Evaluating Solutions
A critical aspect of Mind Evolution is its evaluation function. Unlike other methods that require structuring a problem from natural language into formal representations, Mind Evolution allows for the utilization of natural language directly. This simplifies the problem-solving process and provides the LLM with textual feedback along with numerical scores, enabling targeted improvements.
Exploring Diverse Solutions
Mind Evolution adopts an "island" model to explore a wider range of solutions. During each stage, the algorithm groups solutions that evolve independently. The best solutions are then migrated between groups to foster collaboration and innovation between them.
Mind Evolution and Its Application in Planning Tasks
The effectiveness of Mind Evolution was tested against several baseline techniques, including:
- 1-Pass: The model generates only one answer.
- Best-of-N: Multiple answers are produced and the best one is chosen.
- Sequential Revisions+: This involves independent generation of candidate solutions, subsequently revised over numerous iterations.

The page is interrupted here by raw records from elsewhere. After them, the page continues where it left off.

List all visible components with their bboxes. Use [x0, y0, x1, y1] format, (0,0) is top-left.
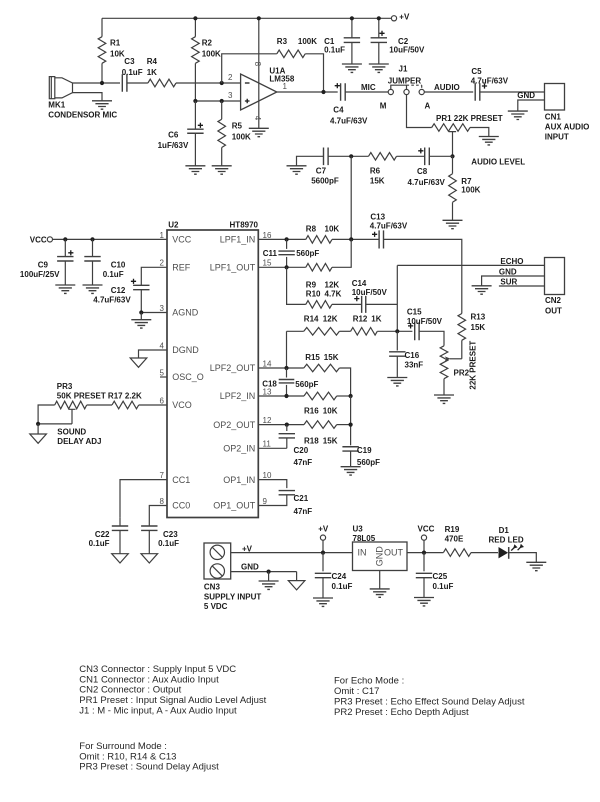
wire PR1 wiper [449, 132, 456, 157]
svg-text:R18: R18 [304, 436, 319, 445]
resistor R19 [443, 549, 471, 557]
svg-text:Omit : C17: Omit : C17 [334, 686, 379, 697]
ground R5 [212, 166, 232, 174]
wire jumper A to C5 [424, 91, 473, 93]
ground PR1 [479, 137, 499, 145]
resistor R4 [148, 79, 176, 87]
svg-text:Omit : R10, R14 & C13: Omit : R10, R14 & C13 [79, 751, 176, 762]
node supply ground [267, 570, 271, 574]
terminal +V top [391, 16, 396, 21]
svg-text:R1: R1 [110, 39, 121, 48]
wire OSC_O stub [160, 376, 167, 378]
svg-text:A: A [425, 101, 431, 110]
connector CN1 [545, 84, 565, 111]
svg-text:10: 10 [263, 471, 272, 480]
capacitor C21 [279, 491, 295, 495]
svg-text:1: 1 [283, 82, 288, 91]
wire DGND pin4 [139, 350, 168, 358]
node C1 top [350, 16, 354, 20]
wire PR3 to ground [37, 424, 39, 434]
svg-text:MK1: MK1 [48, 101, 65, 110]
wire R12 to node [377, 330, 412, 332]
capacitor C19 [342, 447, 358, 451]
wire R9 to vertical [332, 239, 351, 267]
wire C7 to node [328, 155, 351, 157]
svg-text:4.7uF/63V: 4.7uF/63V [471, 76, 509, 85]
ground C6 [185, 166, 205, 174]
node pin16 [285, 237, 289, 241]
node inverting input [220, 81, 224, 85]
node pin13 [284, 394, 288, 398]
svg-text:OP1_OUT: OP1_OUT [213, 501, 256, 511]
svg-text:AUX AUDIO: AUX AUDIO [545, 123, 590, 132]
svg-text:4.7uF/63V: 4.7uF/63V [408, 178, 446, 187]
svg-text:0.1uF: 0.1uF [103, 270, 124, 279]
ground C23 triangle [141, 554, 158, 563]
svg-text:PR2 Preset : Echo Depth Adjust: PR2 Preset : Echo Depth Adjust [334, 707, 469, 718]
svg-text:ECHO: ECHO [500, 257, 523, 266]
node C24 top [321, 551, 325, 555]
svg-text:R12: R12 [353, 315, 368, 324]
wire echo vertical [396, 265, 398, 331]
ground C24 [313, 598, 333, 606]
node AGND [139, 310, 143, 314]
svg-text:C5: C5 [471, 67, 482, 76]
wire C13 to R13 [384, 239, 462, 313]
capacitor C7 [324, 148, 329, 166]
svg-text:DELAY ADJ: DELAY ADJ [57, 437, 101, 446]
svg-text:OUT: OUT [545, 307, 562, 316]
svg-text:C4: C4 [333, 106, 344, 115]
svg-text:C15: C15 [407, 308, 422, 317]
wire R14 to R12 [339, 330, 350, 332]
ground mic [92, 101, 112, 109]
node audio level [450, 154, 454, 158]
svg-text:GND: GND [375, 546, 385, 567]
wire PR3 wiper [38, 409, 75, 424]
preset PR2 22K [440, 346, 448, 379]
svg-text:560pF: 560pF [357, 458, 380, 467]
wire R14 row lead [287, 330, 304, 332]
svg-text:15K: 15K [370, 177, 385, 186]
svg-text:16: 16 [263, 231, 272, 240]
resistor R8 [306, 236, 332, 244]
svg-text:R4: R4 [147, 57, 158, 66]
svg-text:For Echo Mode :: For Echo Mode : [334, 675, 404, 686]
svg-text:5 VDC: 5 VDC [204, 602, 228, 611]
capacitor C12 [133, 285, 149, 289]
svg-text:REF: REF [172, 263, 191, 273]
capacitor C9 [64, 239, 66, 256]
capacitor C3 [122, 74, 127, 92]
wire pin9 row [258, 495, 287, 506]
svg-text:CN3 Connector : Supply Input 5: CN3 Connector : Supply Input 5 VDC [79, 664, 236, 675]
svg-text:C19: C19 [357, 446, 372, 455]
svg-text:R9: R9 [306, 281, 317, 290]
resistor R2 [194, 18, 196, 36]
svg-text:VCO: VCO [172, 400, 192, 410]
svg-text:DGND: DGND [172, 345, 199, 355]
svg-text:0.1uF: 0.1uF [332, 582, 353, 591]
svg-text:C18: C18 [262, 379, 277, 388]
ground C1 [342, 64, 362, 72]
capacitor C13 [379, 230, 383, 248]
wire R6 to C8 [397, 155, 425, 157]
node C25 top [422, 551, 426, 555]
capacitor C2 [378, 18, 380, 38]
wire CN1 GND [518, 100, 545, 111]
ground C2 [369, 64, 389, 72]
svg-text:GND: GND [517, 91, 535, 100]
svg-text:10K: 10K [325, 224, 340, 233]
capacitor C1 [351, 18, 353, 38]
node R2 top [193, 16, 197, 20]
capacitor C16 [396, 331, 398, 350]
capacitor C4 [341, 83, 346, 101]
svg-text:VCC: VCC [172, 235, 192, 245]
wire op-amp output [277, 91, 338, 93]
node C2 top [377, 16, 381, 20]
node pin15 [285, 265, 289, 269]
wire pin12 row [258, 424, 304, 426]
wire to bar ground [268, 572, 270, 581]
svg-text:+V: +V [242, 545, 253, 554]
wire CC0 pin8 [149, 506, 167, 527]
wire PR1 to ground [470, 128, 489, 137]
ground R7 [443, 220, 463, 228]
resistor R14 [304, 328, 340, 336]
wire LED to ground [509, 553, 537, 563]
svg-text:M: M [380, 101, 387, 110]
svg-text:4.7K: 4.7K [325, 290, 342, 299]
wire SUR out [499, 285, 545, 287]
node R8 right [349, 237, 353, 241]
wire U3 ground [379, 571, 381, 589]
op-amp U1A LM358 [241, 74, 277, 110]
svg-text:3: 3 [228, 91, 233, 100]
ground DGND triangle [130, 358, 147, 367]
svg-text:C10: C10 [111, 261, 126, 270]
svg-text:C12: C12 [111, 286, 126, 295]
microphone MK1 [49, 77, 55, 99]
wire R8 to node [332, 238, 379, 240]
wire jumper center to PR1 [407, 95, 432, 128]
svg-text:10uF/50V: 10uF/50V [352, 288, 388, 297]
svg-text:CONDENSOR MIC: CONDENSOR MIC [48, 111, 117, 120]
capacitor C8 [425, 148, 430, 166]
ground PR3 triangle [30, 434, 47, 443]
ground C10 [83, 285, 103, 293]
svg-text:14: 14 [263, 359, 272, 368]
resistor R12 [351, 328, 378, 336]
svg-text:50K PRESET R17 2.2K: 50K PRESET R17 2.2K [57, 392, 142, 401]
svg-text:PR3: PR3 [57, 382, 73, 391]
capacitor C18 [286, 368, 288, 378]
svg-text:4.7uF/63V: 4.7uF/63V [330, 117, 368, 126]
svg-text:C21: C21 [294, 494, 309, 503]
svg-text:C23: C23 [163, 530, 178, 539]
capacitor C22 [119, 517, 121, 526]
svg-text:78L05: 78L05 [353, 534, 376, 543]
svg-text:R6: R6 [370, 167, 381, 176]
svg-text:470E: 470E [445, 534, 464, 543]
wire pin13 row [258, 395, 304, 397]
wire +V terminal [322, 540, 324, 552]
wire pin11 row [258, 447, 287, 449]
svg-text:IN: IN [358, 548, 367, 558]
node pin14 [284, 366, 288, 370]
svg-text:CN3: CN3 [204, 583, 221, 592]
svg-text:12K: 12K [323, 315, 338, 324]
wire C7 to ground [297, 156, 324, 166]
svg-text:+V: +V [399, 12, 410, 21]
wire R19 to LED [471, 552, 498, 554]
resistor R15 [304, 364, 340, 372]
svg-text:HT8970: HT8970 [230, 221, 259, 230]
svg-text:22K PRESET: 22K PRESET [468, 341, 477, 390]
svg-text:C22: C22 [95, 530, 110, 539]
ground C19 [341, 467, 361, 475]
svg-text:4: 4 [253, 116, 262, 121]
resistor R5 [221, 101, 223, 119]
ground CN1 [508, 111, 528, 119]
wire pin10 row [258, 480, 287, 489]
svg-text:AUDIO: AUDIO [434, 83, 460, 92]
node pin3 [220, 99, 224, 103]
svg-text:100K: 100K [232, 133, 251, 142]
svg-text:D1: D1 [499, 526, 510, 535]
svg-text:AGND: AGND [172, 308, 199, 318]
capacitor C25 [423, 553, 425, 572]
svg-text:11: 11 [263, 440, 272, 449]
preset PR3 50K [55, 401, 87, 409]
svg-text:0.1uF: 0.1uF [158, 539, 179, 548]
ground C22 triangle [112, 554, 129, 563]
wire C5 to CN1 [480, 91, 545, 93]
svg-text:OSC_O: OSC_O [172, 372, 204, 382]
node op-amp power rail [257, 16, 261, 20]
resistor R17 [112, 401, 139, 409]
svg-text:R2: R2 [202, 39, 213, 48]
svg-text:CC1: CC1 [172, 475, 190, 485]
wire input node vertical [350, 156, 352, 239]
svg-text:100K: 100K [461, 185, 480, 194]
svg-text:U2: U2 [168, 221, 179, 230]
wire top +V rail [102, 17, 391, 19]
svg-text:R10: R10 [306, 290, 321, 299]
wire feedback to R3 [222, 54, 277, 83]
svg-text:U3: U3 [353, 525, 364, 534]
svg-text:7: 7 [160, 471, 165, 480]
node C7/R6 [349, 154, 353, 158]
svg-text:MIC: MIC [361, 83, 376, 92]
svg-text:0.1uF: 0.1uF [122, 68, 143, 77]
svg-text:+V: +V [318, 525, 329, 534]
svg-text:2: 2 [160, 259, 165, 268]
svg-text:6: 6 [160, 396, 165, 405]
svg-text:47nF: 47nF [294, 458, 313, 467]
svg-text:CN1: CN1 [545, 112, 562, 121]
svg-text:560pF: 560pF [296, 249, 319, 258]
terminal VCC bottom [421, 535, 426, 540]
svg-text:47nF: 47nF [294, 507, 313, 516]
svg-text:1K: 1K [371, 315, 381, 324]
wire U3 out [407, 552, 443, 554]
svg-text:10K: 10K [323, 407, 338, 416]
svg-text:C6: C6 [168, 130, 179, 139]
svg-text:RED LED: RED LED [489, 536, 524, 545]
wire C15 to PR2 [419, 331, 444, 346]
wire R4 to op-amp pin2 [176, 82, 241, 84]
capacitor C14 [362, 296, 366, 313]
svg-text:100K: 100K [298, 37, 317, 46]
svg-text:GND: GND [241, 563, 259, 572]
svg-text:4.7uF/63V: 4.7uF/63V [370, 222, 408, 231]
connector CN3 terminal block [204, 543, 231, 579]
resistor R3 [277, 50, 305, 58]
svg-text:R8: R8 [306, 224, 317, 233]
node bias [193, 99, 197, 103]
svg-text:C25: C25 [433, 572, 448, 581]
ground supply triangle [288, 581, 305, 590]
node mic junction [100, 81, 104, 85]
wire PR2 to ground [443, 379, 445, 395]
svg-text:OP1_IN: OP1_IN [223, 475, 255, 485]
node PR3 [36, 422, 40, 426]
svg-text:PR1 Preset : Input Signal Audi: PR1 Preset : Input Signal Audio Level Ad… [79, 695, 266, 706]
svg-text:C9: C9 [38, 261, 49, 270]
ground C7 [287, 166, 307, 174]
wire mic output [73, 82, 121, 84]
svg-text:JUMPER: JUMPER [388, 76, 422, 85]
svg-text:4: 4 [160, 341, 165, 350]
svg-text:J1 : M - Mic input, A - Aux Au: J1 : M - Mic input, A - Aux Audio Input [79, 706, 237, 717]
svg-text:VCC: VCC [30, 235, 47, 244]
capacitor C20 [286, 425, 288, 431]
svg-text:C16: C16 [405, 351, 420, 360]
ground CN2 [472, 286, 492, 294]
svg-text:12: 12 [263, 416, 272, 425]
node pin13 right [349, 394, 353, 398]
svg-text:15K: 15K [323, 436, 338, 445]
wire R15 to pin13 row [339, 368, 350, 396]
svg-text:4.7uF/63V: 4.7uF/63V [93, 295, 131, 304]
wire bias node to pin3 [195, 100, 240, 102]
svg-text:OP2_IN: OP2_IN [223, 444, 255, 454]
svg-text:C14: C14 [352, 279, 367, 288]
wire pin15 row [258, 266, 306, 268]
svg-text:LPF1_IN: LPF1_IN [220, 235, 256, 245]
svg-text:R5: R5 [232, 122, 243, 131]
wire C4 to jumper M [345, 91, 388, 93]
svg-text:C11: C11 [263, 249, 278, 258]
svg-text:R16: R16 [304, 407, 319, 416]
svg-text:33nF: 33nF [405, 361, 424, 370]
svg-text:LPF2_IN: LPF2_IN [220, 391, 256, 401]
svg-text:R15: R15 [305, 353, 320, 362]
svg-text:5600pF: 5600pF [311, 177, 339, 186]
svg-text:10uF/50V: 10uF/50V [407, 317, 443, 326]
svg-text:SOUND: SOUND [57, 428, 86, 437]
wire R14 row vertical [286, 331, 288, 368]
svg-text:15: 15 [263, 259, 272, 268]
svg-text:1uF/63V: 1uF/63V [158, 141, 189, 150]
wire pin15 to R10 [287, 267, 306, 304]
svg-text:PR3 Preset : Sound Delay Adjus: PR3 Preset : Sound Delay Adjust [79, 762, 219, 773]
node feedback/output [321, 90, 325, 94]
node pin12 [285, 423, 289, 427]
svg-text:R3: R3 [277, 37, 288, 46]
svg-text:5: 5 [160, 368, 165, 377]
capacitor C23 [141, 526, 157, 530]
capacitor C15 [415, 322, 419, 340]
resistor R10 [306, 301, 332, 309]
wire VCC to pin1 [53, 238, 168, 240]
wire C8 to node [429, 155, 452, 157]
svg-text:1K: 1K [147, 68, 157, 77]
LED D1 [499, 547, 509, 558]
svg-text:1: 1 [160, 231, 165, 240]
svg-text:GND: GND [499, 267, 517, 276]
capacitor C24 [322, 553, 324, 572]
svg-text:SUPPLY INPUT: SUPPLY INPUT [204, 593, 261, 602]
ground C25 [414, 598, 434, 606]
wire pin14 row [258, 367, 304, 369]
terminal VCC [47, 237, 52, 242]
wire CN2 GND [482, 276, 545, 286]
svg-text:INPUT: INPUT [545, 132, 569, 141]
resistor R6 [369, 153, 397, 161]
wire node to R6 [351, 155, 368, 157]
terminal +V bottom [320, 535, 325, 540]
svg-text:C24: C24 [332, 572, 347, 581]
wire PR3 left wrap [38, 405, 55, 424]
svg-text:100K: 100K [202, 49, 221, 58]
svg-text:R14: R14 [304, 315, 319, 324]
svg-text:For Surround Mode :: For Surround Mode : [79, 741, 167, 752]
capacitor C6 [194, 101, 196, 129]
svg-text:C7: C7 [316, 167, 327, 176]
regulator U3 78L05 [353, 542, 408, 571]
svg-text:8: 8 [160, 497, 165, 506]
svg-text:PR1 22K PRESET: PR1 22K PRESET [436, 114, 503, 123]
svg-text:CC0: CC0 [172, 501, 190, 511]
svg-text:15K: 15K [324, 353, 339, 362]
svg-text:CN2: CN2 [545, 296, 562, 305]
svg-text:R19: R19 [445, 525, 460, 534]
ground C9 [55, 285, 75, 293]
svg-text:OUT: OUT [384, 548, 404, 558]
ground PR2 [434, 395, 454, 403]
wire R10 to C14 [332, 303, 362, 305]
svg-text:SUR: SUR [500, 278, 517, 287]
wire ECHO out [397, 264, 544, 266]
resistor R7 [452, 156, 454, 173]
wire AGND to ground [140, 313, 142, 320]
wire VCC terminal [423, 540, 425, 552]
ground AGND [131, 320, 151, 328]
wire R18 to node [337, 424, 351, 426]
resistor R9 [306, 264, 332, 272]
wire R3 to output [305, 54, 323, 92]
wire AGND pin3 [141, 312, 167, 314]
wire op-amp power [258, 18, 260, 128]
svg-text:OP2_OUT: OP2_OUT [213, 420, 256, 430]
wire +V supply [231, 552, 353, 554]
svg-text:0.1uF: 0.1uF [433, 582, 454, 591]
svg-text:10uF/50V: 10uF/50V [389, 46, 425, 55]
resistor R13 [458, 314, 466, 341]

In their testing, Mind Evolution significantly outperformed these baseline methods across various planning tasks, such as trip and meeting planning, illustrating its capability to generate quality solutions efficiently.
Performance Metrics
Testing found that traditional models like Gemini 1.5 Flash and others struggled with benchmarks like TravelPlanner. These models achieved low success rates, with only 5.6% and 11.7% success, respectively. In contrast, Mind Evolution achieved a 95% success rate on the same benchmark, demonstrating its superior capability, especially when tasks became more complex.
The researchers used Gemini 1.5 Flash for most experiments and explored a two-stage model strategy for increased efficiency. This model allowed for the use of higher-performing versions only when necessary, which further improved cost-effectiveness.

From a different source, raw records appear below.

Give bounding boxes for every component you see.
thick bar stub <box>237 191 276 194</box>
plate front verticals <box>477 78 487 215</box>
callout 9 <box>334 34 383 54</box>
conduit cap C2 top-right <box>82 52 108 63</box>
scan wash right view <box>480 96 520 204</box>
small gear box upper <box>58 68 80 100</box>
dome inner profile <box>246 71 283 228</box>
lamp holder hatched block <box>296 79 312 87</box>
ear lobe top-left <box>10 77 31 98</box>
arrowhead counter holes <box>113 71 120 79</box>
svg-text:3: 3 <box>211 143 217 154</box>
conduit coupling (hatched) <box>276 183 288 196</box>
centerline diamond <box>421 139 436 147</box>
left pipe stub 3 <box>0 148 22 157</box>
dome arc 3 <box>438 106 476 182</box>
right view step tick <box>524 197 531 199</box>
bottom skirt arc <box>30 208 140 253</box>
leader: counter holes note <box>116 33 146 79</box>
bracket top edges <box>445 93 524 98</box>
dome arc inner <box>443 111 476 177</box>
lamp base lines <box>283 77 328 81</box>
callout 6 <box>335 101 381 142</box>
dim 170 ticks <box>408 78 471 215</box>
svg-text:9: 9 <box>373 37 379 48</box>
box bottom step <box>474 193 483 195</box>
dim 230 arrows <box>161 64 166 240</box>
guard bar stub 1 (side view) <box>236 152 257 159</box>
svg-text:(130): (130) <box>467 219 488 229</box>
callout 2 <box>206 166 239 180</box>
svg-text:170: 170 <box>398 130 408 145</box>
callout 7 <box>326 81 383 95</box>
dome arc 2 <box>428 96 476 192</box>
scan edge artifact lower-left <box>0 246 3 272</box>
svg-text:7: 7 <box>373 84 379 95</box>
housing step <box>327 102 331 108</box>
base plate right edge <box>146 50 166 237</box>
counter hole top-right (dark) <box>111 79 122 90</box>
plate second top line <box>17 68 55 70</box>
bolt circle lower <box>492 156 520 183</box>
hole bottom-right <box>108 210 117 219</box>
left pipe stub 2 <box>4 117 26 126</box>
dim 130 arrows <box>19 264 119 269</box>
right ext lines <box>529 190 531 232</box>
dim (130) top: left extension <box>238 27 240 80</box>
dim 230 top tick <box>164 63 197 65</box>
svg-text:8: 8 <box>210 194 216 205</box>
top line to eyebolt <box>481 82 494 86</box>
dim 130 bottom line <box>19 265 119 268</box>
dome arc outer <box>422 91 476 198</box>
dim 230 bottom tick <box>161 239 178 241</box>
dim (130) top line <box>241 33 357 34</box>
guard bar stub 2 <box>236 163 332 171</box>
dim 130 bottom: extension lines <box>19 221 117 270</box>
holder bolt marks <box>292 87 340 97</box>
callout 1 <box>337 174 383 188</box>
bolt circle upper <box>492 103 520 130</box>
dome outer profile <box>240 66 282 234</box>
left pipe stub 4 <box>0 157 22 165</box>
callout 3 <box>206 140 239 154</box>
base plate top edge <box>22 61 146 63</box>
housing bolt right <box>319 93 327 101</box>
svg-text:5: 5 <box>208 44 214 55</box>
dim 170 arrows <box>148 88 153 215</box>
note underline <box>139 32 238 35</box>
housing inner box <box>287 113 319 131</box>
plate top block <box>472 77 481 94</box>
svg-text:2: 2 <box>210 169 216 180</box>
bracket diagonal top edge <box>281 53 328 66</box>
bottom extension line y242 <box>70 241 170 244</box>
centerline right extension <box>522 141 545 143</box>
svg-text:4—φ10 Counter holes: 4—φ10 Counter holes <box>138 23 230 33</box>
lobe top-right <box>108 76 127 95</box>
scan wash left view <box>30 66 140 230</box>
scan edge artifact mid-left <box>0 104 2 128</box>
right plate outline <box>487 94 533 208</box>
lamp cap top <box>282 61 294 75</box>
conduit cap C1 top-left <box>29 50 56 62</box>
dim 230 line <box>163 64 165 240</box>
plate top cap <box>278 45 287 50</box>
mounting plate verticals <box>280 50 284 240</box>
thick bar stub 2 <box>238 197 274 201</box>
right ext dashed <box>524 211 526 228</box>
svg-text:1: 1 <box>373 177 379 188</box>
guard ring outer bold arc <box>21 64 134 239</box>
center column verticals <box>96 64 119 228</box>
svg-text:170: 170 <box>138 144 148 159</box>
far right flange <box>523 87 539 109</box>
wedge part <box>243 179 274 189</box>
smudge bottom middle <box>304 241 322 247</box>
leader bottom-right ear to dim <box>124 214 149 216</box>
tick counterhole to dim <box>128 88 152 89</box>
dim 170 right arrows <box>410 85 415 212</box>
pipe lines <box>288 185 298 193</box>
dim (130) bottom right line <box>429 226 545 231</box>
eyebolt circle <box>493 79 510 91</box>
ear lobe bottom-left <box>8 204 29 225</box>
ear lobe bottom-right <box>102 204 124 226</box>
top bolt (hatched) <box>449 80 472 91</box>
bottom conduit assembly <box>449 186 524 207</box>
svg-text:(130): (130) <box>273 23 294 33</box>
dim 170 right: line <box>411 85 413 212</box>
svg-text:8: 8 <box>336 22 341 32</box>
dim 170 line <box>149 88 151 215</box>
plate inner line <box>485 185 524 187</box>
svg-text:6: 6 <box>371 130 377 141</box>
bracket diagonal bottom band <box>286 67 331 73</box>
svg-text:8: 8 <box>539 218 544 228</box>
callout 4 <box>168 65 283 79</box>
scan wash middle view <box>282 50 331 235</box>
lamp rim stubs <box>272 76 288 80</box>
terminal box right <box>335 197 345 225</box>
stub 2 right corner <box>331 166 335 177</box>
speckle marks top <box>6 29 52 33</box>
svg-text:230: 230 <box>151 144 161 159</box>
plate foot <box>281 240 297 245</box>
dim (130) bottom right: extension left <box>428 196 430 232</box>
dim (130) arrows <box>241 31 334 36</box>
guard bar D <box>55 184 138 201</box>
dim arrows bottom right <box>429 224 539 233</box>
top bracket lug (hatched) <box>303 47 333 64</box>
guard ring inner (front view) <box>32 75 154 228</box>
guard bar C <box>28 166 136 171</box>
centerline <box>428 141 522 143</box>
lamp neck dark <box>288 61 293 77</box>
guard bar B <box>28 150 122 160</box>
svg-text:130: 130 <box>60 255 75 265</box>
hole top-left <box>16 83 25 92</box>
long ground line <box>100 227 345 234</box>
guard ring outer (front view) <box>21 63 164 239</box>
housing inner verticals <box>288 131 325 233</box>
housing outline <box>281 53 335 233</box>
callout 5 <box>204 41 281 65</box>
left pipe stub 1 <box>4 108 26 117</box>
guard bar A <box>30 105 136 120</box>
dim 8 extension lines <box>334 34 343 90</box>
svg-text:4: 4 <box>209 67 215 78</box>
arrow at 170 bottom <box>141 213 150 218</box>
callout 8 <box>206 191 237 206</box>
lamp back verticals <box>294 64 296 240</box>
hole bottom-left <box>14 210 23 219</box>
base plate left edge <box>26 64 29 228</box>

Mind Evolution also consumed fewer tokens compared to the nearest competing technique, Sequential-Revision+, while delivering high performance in a range of tests. The consistent outperforming of Mind Evolution as task difficulty increased emphasizes its robustness and potential for future applications in AI-driven problem-solving. This highlights the advantages of using an evolutionary strategy that integrates broad searches with deep solution refinements.